I can think of two reasons for this. Firstly, much of the focus for innovation has been on the Web, though the Web browser seems to be also now frozen in time. The only interesting idea that I have across has been Mozillas tabbed browsing, which allows one to open up new windows as tabs making clicking across windows a wee bit easier. Secondly, Microsoft has won the desktop game, and so there seems to be little interest by other companies to see what can be done. Distributing a new product will probably be well nigh impossible since the Windows desktop operating system comes pre-installed on most computers.
If we look at the two desktop OS alternatives, Apple has of late been trying to come up with innovative ideas for its Mac platform with its OS X, while Linux has had two desktops in the form of KDE and Gnome. While OS X has genuinely tried to make things easier for users, its limited platform availability makes it a non-started. The Linux desktops have simply tried to copy the look-and-feel of Microsofts Windows. The underlying feeling behind all this is that the desktop game is over.

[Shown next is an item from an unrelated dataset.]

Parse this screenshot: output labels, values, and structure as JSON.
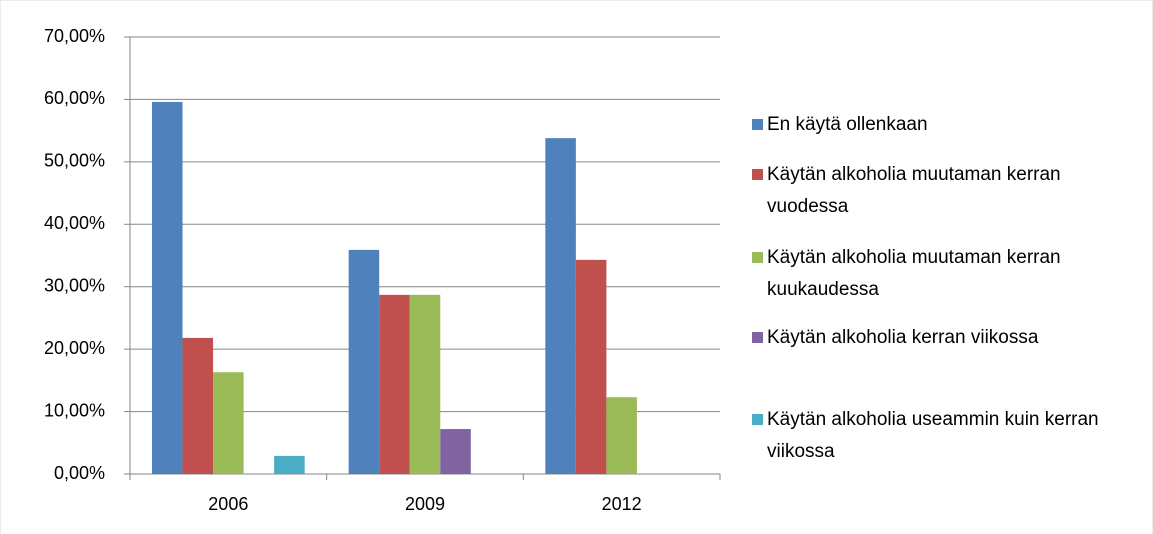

The desktop game is over only as far as the current set of computer users go. For todays 500 million users, the Microsoft Windows-powered desktop has become more of a gateway to connect to the Internet. The email client (Outlook or Outlook Express) and web browser (Internet Explorer) have effectively become the applications there they spend much of their time, complemented by MS-Office in the workplace and Instant Messaging in homes. And as history has shown, it is very difficult to change entrenched habits.
But the desktop game is not yet begun if we consider the next 500 million users. This is an audience that has only limited access to computers, if at all. They are in the emerging markets of the world, waiting for a dramatic reduction in the price of computing to adopt the technology. They have no love for one OS over the other; they have no baggage of the past.
So, can we take many of the discrete innovations that have been happening and apply them to give a different and better experience for these new users? They will be, as a group, less savvy than the current set of users. They will also be children of the Internet making little distinction between the LAN and the WAN. Their first taste of computing will come in a connected world.